In order to run BitLocker, your PC must meet a few requirements, such as:
- You must be running Windows 7 Ultimate or Enterprise; or Windows 8 Professional or Enterprise versions.
- BitLocker works best with PCs that have a TPM (Trusted Platform Module). BitLocker stores your key in the TPM. BitLocker can use a USB or Flash drive to store its key if a TPM isn’t available.
- If using a USB or Flash drive to store the BitLocker key, your system BIOS must be able to read the drive upon startup.
BitLocker isn’t the only drive encryption game in town, it just happens to be one that’s widely supported across many companies. When I worked for Microsoft, they required any computer that accessed shares on their internal network to be encrypted with BitLocker.
There are a number of questions to ask before you encrypt the drive(s) on your server such as: How likely is it that someone could gain physical access to your server?

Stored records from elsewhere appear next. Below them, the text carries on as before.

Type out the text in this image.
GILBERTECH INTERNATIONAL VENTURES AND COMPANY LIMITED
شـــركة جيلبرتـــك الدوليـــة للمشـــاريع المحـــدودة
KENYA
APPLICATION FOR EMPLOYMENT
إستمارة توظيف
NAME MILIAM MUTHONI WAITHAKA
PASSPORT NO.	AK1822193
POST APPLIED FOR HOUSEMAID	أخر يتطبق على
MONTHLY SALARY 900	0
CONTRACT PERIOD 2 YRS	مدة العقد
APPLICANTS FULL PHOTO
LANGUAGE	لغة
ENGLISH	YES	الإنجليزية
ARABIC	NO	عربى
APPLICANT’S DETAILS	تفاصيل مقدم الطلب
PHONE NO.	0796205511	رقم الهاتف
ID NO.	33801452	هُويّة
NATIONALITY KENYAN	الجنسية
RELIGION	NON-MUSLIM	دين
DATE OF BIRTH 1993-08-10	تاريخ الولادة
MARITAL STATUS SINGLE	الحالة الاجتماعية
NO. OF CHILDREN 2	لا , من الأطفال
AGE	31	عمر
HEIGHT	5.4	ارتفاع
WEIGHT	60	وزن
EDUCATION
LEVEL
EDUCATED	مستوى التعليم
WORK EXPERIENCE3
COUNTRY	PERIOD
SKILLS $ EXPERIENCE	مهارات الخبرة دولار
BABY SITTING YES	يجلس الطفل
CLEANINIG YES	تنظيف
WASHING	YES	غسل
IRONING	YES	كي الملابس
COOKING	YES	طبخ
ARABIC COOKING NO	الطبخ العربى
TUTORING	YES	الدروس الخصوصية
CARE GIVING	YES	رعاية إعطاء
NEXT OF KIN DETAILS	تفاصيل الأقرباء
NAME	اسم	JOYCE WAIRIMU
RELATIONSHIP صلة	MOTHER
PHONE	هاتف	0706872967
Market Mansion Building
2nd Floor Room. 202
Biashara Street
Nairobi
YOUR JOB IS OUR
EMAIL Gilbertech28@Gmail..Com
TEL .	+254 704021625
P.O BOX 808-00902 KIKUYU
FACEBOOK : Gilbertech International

If someone could gain access to your server, how likely is it they could compromise its data?
Encrypting backups has become standard practice in the industry. There might be valid reasons for encrypting drives on a server hosted at your facility. For example, a departmental file server that contains sensitive data that’s left out in the open and not behind a locked rack or cabinet.
If you’re using a level 3 hosting company such as Amazon or Rackspace, you’re probably not going to worry about encrypting drives or volumes on servers.
Encryption is complicated technology that requires a lot of education. MSPs can assist in that education and deployment when necessary. If you’re an end user and wondering if you should encrypt your company issued smartphone, laptop, desktop or server, I strongly advise you to speak with your IT manager beforehand. She’ll be able to provide you with recommendations for solutions and policies used by your company.
Encryption solutions are notoriously unforgiving, which is by design. They also come with a number of tradeoffs that include the following:
- Decreased Performance – depending on the technology used, encrypting your hard drive will result in a 10 to 15% drop in performance. When I had BitLocker installed on my laptop, I didn’t notice a degradation in performance outside of a bit longer boot time.
- Increased Costs – there are both hardware and software costs involved when using encryption, but also education and training costs should be considered as well.
- User Unfriendly – this might not be a big deal to some, but encryption is still not seen as being user friendly. It’s improving, but has a long ways to go.
Although law enforcement might not be thrilled to hear how easy it is to encrypt your data, there are more options than ever before. While it’s getting easier and less expensive to do so, that doesn’t mean the procedure is any less complex. MSPs can step in here and help companies select products that will keep company data safe and employees happy.